Steve Novak, Power Forward, New York Knicks
Photo: Anthony Gruppuso / USA TODAY Sports
“First of all, I would like a win. We play against the Lakers on Christmas and then I think if I could get an early Christmas present, it would definitely be a championship ring, but if I have to wait until June, I will.”
Dylan Moran, comedian
“I want the doorknob for my house to stop falling off. Fucking five years we’ve been there, and all the knobs still fall off. You end up locking yourself in the fucking scullery. You can’t get to the food.”
Lili Simmons, actress and model
“More shoes, haha! Some Pradas would be nice, but that’s never going to happen. Actually, I just bought a condo in West Hollywood and I need furniture, so I guess I should ask for something for my new condo.”
Reed Timmer, star of Storm Chasers
“Honestly, if I could get anything for Christmas - and this is unrealistic - it would be a mobile weather LIDAR unit, which is like radar but it uses lasers and can measure tornado wind speeds from close range like a champion. Also, my entire wardrobe is down to two flannel shirts I've been rotating bi-daily, so I'm definitely depending on the clothes my mom always comes through on every Christmas. I'm also out of socks and it's not sandal season, so something in between a mobile LIDAR unit and a piece of coal, but closer to the latter, haha! Combine any of the above with a lake effect snowstorm in Michigan when I'm visiting my mom over the Holidays and I'll be in heaven.”
Scott Snyder, novelist and comic book writer
Photo: David Livingston / Getty Images
“I’ve always been a huge rockabilly fan, so I bought a 68 Mustang for just a couple thousand dollars. It looked beautiful on the outside, but it was completely rotted on the inside, it was a total hazard to drive. I took it to the mechanic and he said it was in danger of becoming like a Flintstone car, where the floor would just fall out. But I adored it, and when we had kids, of course, it only had one seatbelt so I had to sell it. So my goal this year - seven years later - is to be able to buy myself a car that reminds me of American Vampire. I’d really love to buy an old hot rod for myself. That’s my goal and I’m looking online. I’m buying my own damn Christmas present!”

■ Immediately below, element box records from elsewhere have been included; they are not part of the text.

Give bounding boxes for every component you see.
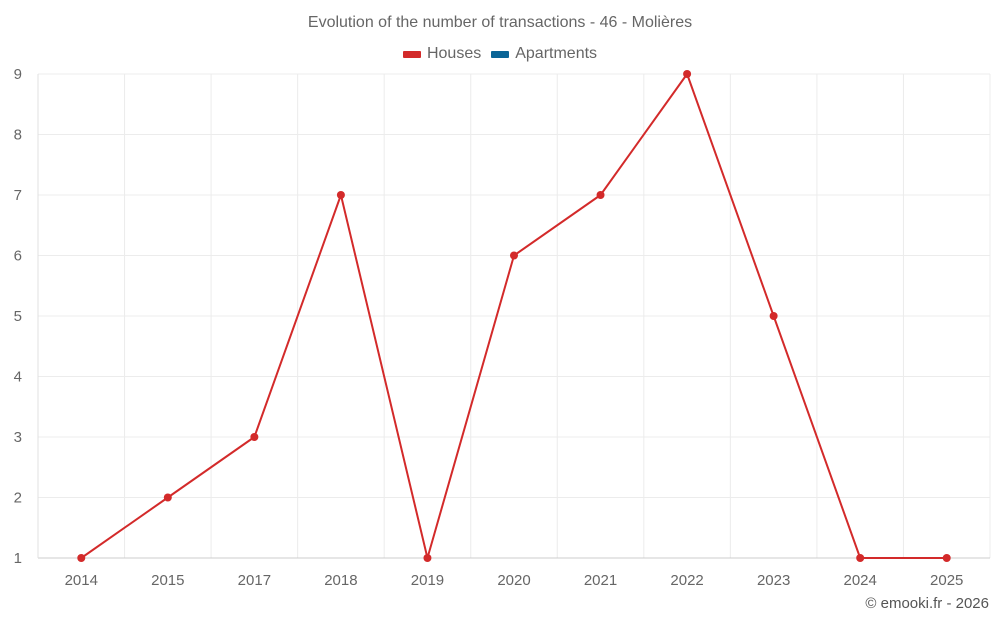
x-tick-label: 2020 bbox=[497, 572, 530, 589]
x-tick-label: 2015 bbox=[151, 572, 184, 589]
data-point[interactable] bbox=[336, 191, 345, 199]
y-tick-label: 6 bbox=[14, 248, 22, 265]
x-tick-label: 2025 bbox=[930, 572, 963, 589]
x-tick-label: 2022 bbox=[670, 572, 703, 589]
data-point[interactable] bbox=[942, 554, 951, 562]
data-point[interactable] bbox=[856, 554, 865, 562]
legend-label-apartments: Apartments bbox=[515, 45, 598, 62]
data-point[interactable] bbox=[77, 554, 86, 562]
data-point[interactable] bbox=[423, 554, 432, 562]
legend: Houses Apartments bbox=[0, 45, 1000, 63]
legend-label-houses: Houses bbox=[426, 45, 482, 62]
y-tick-label: 7 bbox=[14, 187, 22, 204]
data-point[interactable] bbox=[683, 70, 692, 78]
x-tick-label: 2021 bbox=[584, 572, 617, 589]
y-tick-label: 8 bbox=[14, 127, 22, 144]
y-tick-label: 2 bbox=[14, 490, 22, 507]
x-tick-label: 2023 bbox=[757, 572, 790, 589]
data-point[interactable] bbox=[250, 433, 259, 441]
data-point[interactable] bbox=[596, 191, 605, 199]
legend-item-apartments[interactable]: Apartments bbox=[491, 45, 597, 63]
x-tick-label: 2024 bbox=[843, 572, 876, 589]
y-tick-label: 3 bbox=[14, 429, 22, 446]
y-tick-label: 4 bbox=[14, 369, 22, 386]
data-point[interactable] bbox=[163, 493, 172, 502]
legend-swatch-houses bbox=[402, 50, 421, 58]
grid bbox=[37, 73, 991, 559]
y-tick-label: 1 bbox=[14, 550, 22, 567]
y-tick-label: 5 bbox=[14, 308, 22, 325]
x-tick-label: 2019 bbox=[411, 572, 444, 589]
x-tick-label: 2017 bbox=[238, 572, 271, 589]
data-point[interactable] bbox=[769, 312, 778, 320]
legend-swatch-apartments bbox=[491, 50, 510, 58]
y-tick-label: 9 bbox=[14, 66, 22, 83]
chart-title: Evolution of the number of transactions … bbox=[307, 14, 693, 31]
series bbox=[77, 70, 951, 562]
legend-item-houses[interactable]: Houses bbox=[402, 45, 482, 63]
axes: 1 2 3 4 5 6 7 8 9 2014 2015 2017 2018 2019 2020 2021 202… bbox=[14, 66, 990, 589]
x-tick-label: 2014 bbox=[65, 572, 98, 589]
data-point[interactable] bbox=[510, 251, 518, 260]
x-tick-label: 2018 bbox=[324, 572, 357, 589]
credit-text: © emooki.fr - 2026 bbox=[865, 595, 989, 612]
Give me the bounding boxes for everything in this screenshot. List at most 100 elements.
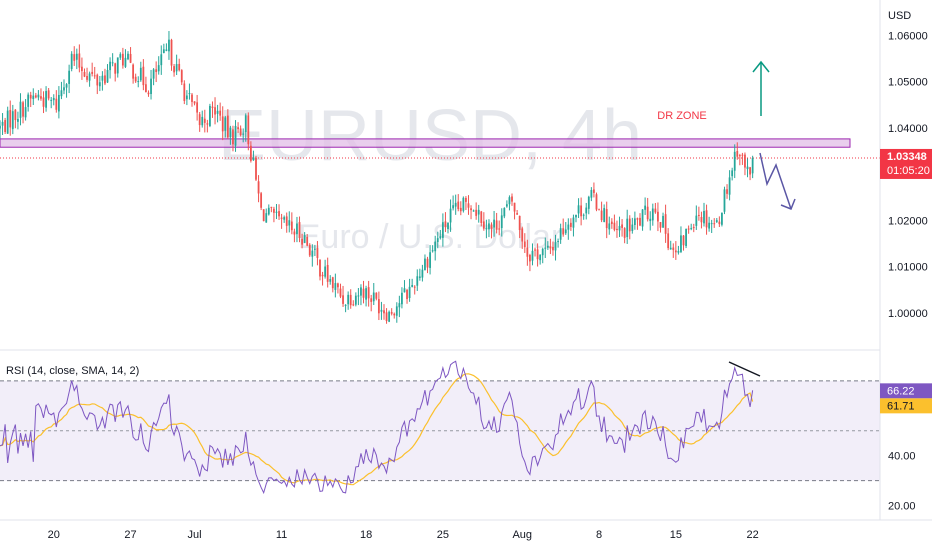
candle: [726, 184, 728, 199]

Ryan Hunter-Reay, Indycar champ
Photo: Reuters / Todd Korol / Landov
"A paddleboard. Since I'm right there on the water - right across from the beach - I could roll it into my fitness routine."
Jeff Hardy, TNA wrestler
“A John Deere 120c excavator and one bottom molar. A Bengal tiger and a giraffe would be nice, too."
Ben Hoffman, comedian
Photo: JB Lacroix / WireImage
“I’m a Jew, so I guess for Christmas, I’d want to be Christian.”